Monday, September 26, 2011

Obama's tax proposal not "playing to base"

In the last couple weeks, President Obama has advocated plans to pay for his jobs bill and to pay down the deficit by raising taxes on the rich. Many in the media have interpreted this to be Obama "playing to his base". The New York Times' David Brooks laments that Obama's proposal will "fire up liberals but are designed to enrage moderates and conservatives." The theory goes that Progressives are upset over not getting as much as they wanted during Obama's administration, and he's trying to make them happy by waging class warfare, moderates be damned.

It would seem that raising taxes on the wealthy is the sort of thing that would only appeal to pinko-liberal commies like me, and that by advocating tax increases for the rich, Obama is abandoning his long record of compromise and seeking the center (working with Republicans to cut spending, pushing for "grand bargain" with Boehner, not advocating a public option, agreeing to extend Bush's tax cuts, etc).

However, this is clearly not the case, based on recent polling (New York Times (.pdf), Washington Post, NBC/Wall Street Journal (.pdf), Gallup). Depending on how the question is asked, between 54% and 80% of moderates and independents favor these tax increases.

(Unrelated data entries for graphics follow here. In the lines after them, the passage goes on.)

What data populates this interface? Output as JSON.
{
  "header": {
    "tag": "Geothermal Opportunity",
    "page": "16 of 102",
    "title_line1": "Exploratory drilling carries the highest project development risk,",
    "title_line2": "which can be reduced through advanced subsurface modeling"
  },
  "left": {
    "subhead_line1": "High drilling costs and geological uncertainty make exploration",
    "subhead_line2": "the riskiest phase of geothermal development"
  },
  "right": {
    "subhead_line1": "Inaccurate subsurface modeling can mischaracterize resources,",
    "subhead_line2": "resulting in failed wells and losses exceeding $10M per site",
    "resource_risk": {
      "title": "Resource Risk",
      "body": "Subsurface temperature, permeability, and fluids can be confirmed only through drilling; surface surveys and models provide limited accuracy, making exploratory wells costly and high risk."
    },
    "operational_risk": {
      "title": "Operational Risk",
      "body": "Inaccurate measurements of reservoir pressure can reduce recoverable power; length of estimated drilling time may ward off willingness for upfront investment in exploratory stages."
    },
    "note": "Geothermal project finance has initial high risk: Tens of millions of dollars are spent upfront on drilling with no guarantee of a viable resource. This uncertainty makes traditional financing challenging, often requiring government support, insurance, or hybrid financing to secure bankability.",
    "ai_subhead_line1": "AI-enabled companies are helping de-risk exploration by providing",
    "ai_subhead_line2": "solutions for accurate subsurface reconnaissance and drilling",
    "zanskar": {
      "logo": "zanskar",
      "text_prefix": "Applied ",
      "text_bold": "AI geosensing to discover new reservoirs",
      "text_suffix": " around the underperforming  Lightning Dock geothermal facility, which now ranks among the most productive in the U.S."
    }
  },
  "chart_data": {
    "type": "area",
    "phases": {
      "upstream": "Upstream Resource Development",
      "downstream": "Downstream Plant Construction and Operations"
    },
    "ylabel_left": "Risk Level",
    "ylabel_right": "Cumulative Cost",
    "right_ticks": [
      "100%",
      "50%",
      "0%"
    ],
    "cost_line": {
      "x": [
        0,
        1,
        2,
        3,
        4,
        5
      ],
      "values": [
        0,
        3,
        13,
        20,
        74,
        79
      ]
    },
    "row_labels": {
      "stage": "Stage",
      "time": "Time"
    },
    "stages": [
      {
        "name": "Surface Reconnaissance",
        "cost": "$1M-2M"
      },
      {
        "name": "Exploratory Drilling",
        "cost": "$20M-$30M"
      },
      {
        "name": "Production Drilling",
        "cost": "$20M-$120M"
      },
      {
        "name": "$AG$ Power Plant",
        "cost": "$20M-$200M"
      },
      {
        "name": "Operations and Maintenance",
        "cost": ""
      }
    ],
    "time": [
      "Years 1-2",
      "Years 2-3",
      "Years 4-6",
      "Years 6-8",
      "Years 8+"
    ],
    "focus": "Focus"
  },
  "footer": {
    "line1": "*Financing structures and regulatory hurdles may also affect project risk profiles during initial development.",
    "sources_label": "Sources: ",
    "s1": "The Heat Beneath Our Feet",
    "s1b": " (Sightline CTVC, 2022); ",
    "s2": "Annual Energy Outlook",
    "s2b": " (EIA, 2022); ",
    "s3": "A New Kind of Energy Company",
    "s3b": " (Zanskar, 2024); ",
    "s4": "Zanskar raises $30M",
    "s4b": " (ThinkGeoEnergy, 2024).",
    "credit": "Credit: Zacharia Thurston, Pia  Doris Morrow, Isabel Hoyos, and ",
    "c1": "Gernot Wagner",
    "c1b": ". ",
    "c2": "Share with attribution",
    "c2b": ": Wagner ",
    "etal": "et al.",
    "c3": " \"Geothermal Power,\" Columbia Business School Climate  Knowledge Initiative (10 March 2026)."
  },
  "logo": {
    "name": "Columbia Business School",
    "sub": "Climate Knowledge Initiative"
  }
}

Obama's electoral strategy, as previously discussed, will likely depend on portraying himself as the "adult in the room" trying to govern the nation while Republicans refuse to compromise. Republicans would be helped by stories of Obama playing to his base. But the numbers show that's not what he's doing.

2 comments:

Anonymous said...

Why does being a play for moderates prohibit it from also being a play to his base?

PoliticalDoctor said...

The articles from The Hill and David Brooks state that Obama's plan would not be attractive to moderates, which is just not true. If something is overwhelmingly popular with everyone who's not a fairly-hardcore conservative, it doesn't make sense to say, as the articles do, that he's abandoning the middle and going hard left.